上面的定义是很简单, 两个 Dense(全连接) 层, 然后两个分支, 一个用于分类, 一个用于回归. 对照 Faster R-CNN 的网络结构就可以看明白

要讲的是里面有一个神奇的函数 TimeDistributed, 我也不知道怎么翻译好, 就讲一下功能吧. 上一篇文章最后输出的信息中, outputs.shape == (4, 256, 7, 7, 512), 也就是 RoiPooling 层输出的形状. shape 各个维度表示 [batch_size, num_rois, pool_size_rows, pool_size_cols, feature_channels]. 在上面的定义中, 如果不增加 TimeDistributed 包装一下, 连到全连接层的时候就会有问题, 为什么呢?

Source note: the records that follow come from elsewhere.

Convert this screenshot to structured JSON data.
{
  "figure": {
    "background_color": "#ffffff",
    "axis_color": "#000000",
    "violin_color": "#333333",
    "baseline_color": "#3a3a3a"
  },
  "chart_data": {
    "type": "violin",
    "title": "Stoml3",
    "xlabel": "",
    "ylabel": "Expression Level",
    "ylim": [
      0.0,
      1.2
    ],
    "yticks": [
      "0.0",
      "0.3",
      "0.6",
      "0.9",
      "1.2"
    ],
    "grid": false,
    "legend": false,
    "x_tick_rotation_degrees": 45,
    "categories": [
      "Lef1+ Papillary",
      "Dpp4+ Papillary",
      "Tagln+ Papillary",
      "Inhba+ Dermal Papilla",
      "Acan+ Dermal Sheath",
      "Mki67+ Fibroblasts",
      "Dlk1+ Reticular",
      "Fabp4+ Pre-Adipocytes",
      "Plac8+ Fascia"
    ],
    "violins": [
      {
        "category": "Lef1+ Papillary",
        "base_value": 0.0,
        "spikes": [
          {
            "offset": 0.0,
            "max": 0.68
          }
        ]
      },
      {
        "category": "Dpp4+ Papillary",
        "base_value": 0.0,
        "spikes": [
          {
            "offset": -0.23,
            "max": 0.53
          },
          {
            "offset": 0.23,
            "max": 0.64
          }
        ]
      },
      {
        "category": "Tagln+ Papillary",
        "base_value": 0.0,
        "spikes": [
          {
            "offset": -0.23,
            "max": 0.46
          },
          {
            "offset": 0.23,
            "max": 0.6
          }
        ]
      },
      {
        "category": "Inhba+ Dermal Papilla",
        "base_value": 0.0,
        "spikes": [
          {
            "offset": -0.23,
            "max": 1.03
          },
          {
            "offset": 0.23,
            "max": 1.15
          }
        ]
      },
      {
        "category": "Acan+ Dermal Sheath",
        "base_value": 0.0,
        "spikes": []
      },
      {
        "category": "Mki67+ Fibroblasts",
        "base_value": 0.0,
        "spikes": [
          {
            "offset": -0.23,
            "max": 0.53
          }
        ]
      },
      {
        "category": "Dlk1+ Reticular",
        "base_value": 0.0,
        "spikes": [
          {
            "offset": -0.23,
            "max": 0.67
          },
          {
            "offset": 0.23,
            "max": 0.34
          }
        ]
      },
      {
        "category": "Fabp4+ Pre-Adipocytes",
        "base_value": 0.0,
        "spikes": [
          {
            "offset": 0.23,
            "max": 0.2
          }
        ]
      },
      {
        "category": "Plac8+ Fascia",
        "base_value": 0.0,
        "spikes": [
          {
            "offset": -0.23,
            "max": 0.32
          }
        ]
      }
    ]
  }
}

假设我们直接将 pooled_rois 作为 keras.layers.Flatten 的输入, Flatten 的作用就是把输入的数据展开打平的意思, 将多维的数据变成 1 维, 常用于卷积层到全连接层的过度. 但是这个操作不会涉及到 batch_size 维度, 所以一个 batch 内, Flatten 会将 [batch_size, num_rois, pool_size_rows, pool_size_cols, feature_channels] 变成 [batch_size, num_rois × pool_size_rows × pool_size_cols × feature_channels] 的二维数据. 以上面的 outputs.shape == (4, 256, 7, 7, 512) 为例. 4 个特征图, 一张图中有 256 个 ROI, 每个 ROI 的形状是 (7, 7, 512), 经过 Flatten 后变成 [4, 256 × 7 × 7 × 512] = [4, 6422528], Flatten 后面是 Dense 全连接层, 假设神经元的个数为 2048, 那 Flatten 与 Dense 层之间的参数个数为
$6422528 \times 2048 = 13, 153, 337, 344$
用 float32 数据表示会占 49 G 的空间, 所以单一个层就没有办法训练了, 那怎么解决这个问题?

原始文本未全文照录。